After we finally order our food, one of these rudenicks calls someone back and he’s clueless how loud he is as the entire restaurant now knows that his schnauzer has worms. I ask my buddy Mike how his kid’s hockey game went this weekend, but a Candy Crush death match has his undivided attention, as Bobby is deep in a Words with Friends battle. So… are you as mad as I am about this selfish act of cell-phonery? Or, are you the curse-worthy culprit who has that damned digital addiction?Well, I was mad as hell and I wasn’t going to take it anymore, so, I came up with one heck of a solution for this mealtime madness. One Monday I showed up at the pizzeria with an empty shoe box. Of course the boys wondered what was going on. I told them I had a cool trick and I needed their help.
“Put your phones in the box and I’ll show you something amazing”, I said. They thought it was weird but they complied. I then put the lid on the box and said, “Here’s the new rules – we do this every Monday during lunch and the first guy to take out their phone and use it for any reason, has to pay for all four lunches.” “Okay, now that’s just stupid”, cried Bobby. “Gimme my phone back”, demanded Phil. And Mike just flat-out threatened to break my hands.

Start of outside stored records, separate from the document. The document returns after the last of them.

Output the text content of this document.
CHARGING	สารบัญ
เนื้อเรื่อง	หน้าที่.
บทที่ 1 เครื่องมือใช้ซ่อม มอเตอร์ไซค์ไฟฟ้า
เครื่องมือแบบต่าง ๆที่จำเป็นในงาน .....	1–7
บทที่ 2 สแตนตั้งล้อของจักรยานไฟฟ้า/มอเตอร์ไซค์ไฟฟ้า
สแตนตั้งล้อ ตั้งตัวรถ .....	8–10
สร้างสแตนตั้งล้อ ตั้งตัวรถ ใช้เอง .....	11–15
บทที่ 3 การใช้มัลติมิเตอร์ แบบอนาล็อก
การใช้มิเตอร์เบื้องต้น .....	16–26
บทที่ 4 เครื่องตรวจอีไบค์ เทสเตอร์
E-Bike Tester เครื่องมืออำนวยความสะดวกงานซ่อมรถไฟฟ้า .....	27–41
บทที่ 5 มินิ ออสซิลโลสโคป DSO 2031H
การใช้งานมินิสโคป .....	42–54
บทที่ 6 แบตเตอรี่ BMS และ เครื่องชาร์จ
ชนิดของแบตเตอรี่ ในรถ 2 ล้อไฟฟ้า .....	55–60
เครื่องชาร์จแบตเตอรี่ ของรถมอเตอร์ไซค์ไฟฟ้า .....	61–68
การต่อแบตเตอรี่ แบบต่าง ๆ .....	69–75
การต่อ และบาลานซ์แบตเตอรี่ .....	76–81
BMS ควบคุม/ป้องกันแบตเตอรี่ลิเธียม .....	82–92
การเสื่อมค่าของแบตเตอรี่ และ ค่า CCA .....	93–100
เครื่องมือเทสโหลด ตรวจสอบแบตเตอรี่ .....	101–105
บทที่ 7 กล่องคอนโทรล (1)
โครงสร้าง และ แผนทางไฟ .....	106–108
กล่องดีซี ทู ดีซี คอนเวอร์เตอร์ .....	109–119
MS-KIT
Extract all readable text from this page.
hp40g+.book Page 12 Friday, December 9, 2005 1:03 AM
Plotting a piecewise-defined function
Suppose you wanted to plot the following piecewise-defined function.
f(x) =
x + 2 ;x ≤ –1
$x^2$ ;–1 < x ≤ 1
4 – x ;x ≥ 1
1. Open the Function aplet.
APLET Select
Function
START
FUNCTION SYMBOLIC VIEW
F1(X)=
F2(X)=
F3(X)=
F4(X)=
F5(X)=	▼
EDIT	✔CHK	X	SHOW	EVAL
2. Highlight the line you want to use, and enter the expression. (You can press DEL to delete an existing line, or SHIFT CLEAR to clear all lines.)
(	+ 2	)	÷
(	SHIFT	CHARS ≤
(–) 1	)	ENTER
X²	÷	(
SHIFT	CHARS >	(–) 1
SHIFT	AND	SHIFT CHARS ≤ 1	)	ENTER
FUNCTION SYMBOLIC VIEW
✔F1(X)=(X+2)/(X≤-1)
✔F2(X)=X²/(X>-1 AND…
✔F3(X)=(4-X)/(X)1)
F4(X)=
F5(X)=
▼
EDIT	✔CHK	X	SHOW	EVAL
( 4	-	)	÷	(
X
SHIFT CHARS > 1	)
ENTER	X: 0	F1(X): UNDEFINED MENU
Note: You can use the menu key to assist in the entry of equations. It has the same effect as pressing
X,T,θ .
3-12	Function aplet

It was at that moment I got up and said I was done with lunch for good on Mondays – they thought I was full of it, but I was dead serious and walked to the door. All 3 guys told me to sit down and they agreed not to use their phones during lunch, and at that very moment, Mike’s phone gave off a ding as he lunged for his Samsung like a Pavlovian dog.
To make a really long story short, I’m not sure how I did it, but I convinced these hard-heads to give it a try, but they were in so much anguish during their meals that I thought Phil was gonna give birth. The following Monday they reluctantly agreed to give it another try, and 5 minutes in, a phone started ringing inside the box and Bobby tore it open like a kid on Christmas morning. THAT was my first free lunch, and the other 2 guys kind of liked ordering the most expensive dishes on the menu.Well, now I’ve done it at home, and during Thanksgiving and Christmas, I watch the teens and the millennials lose their minds while actually having to chew without typing. (The deal is whoever grabs their phone has to clean up the entire dinner afterwards, which apparently is a fate worse than death to these spoiled little whiners).
Best best of all, every Monday has become a new experience… I found out that Phil is taking the family to Disney, Mike’s kid’s team finished in dead last (but they all got trophies – OMG, don’t get me started), and Bobby’s pooch has healed up just nicely. Oh, yeah, somebody breaks down and springs for lunch about every other week, but I can honestly say that the boys are pals once again.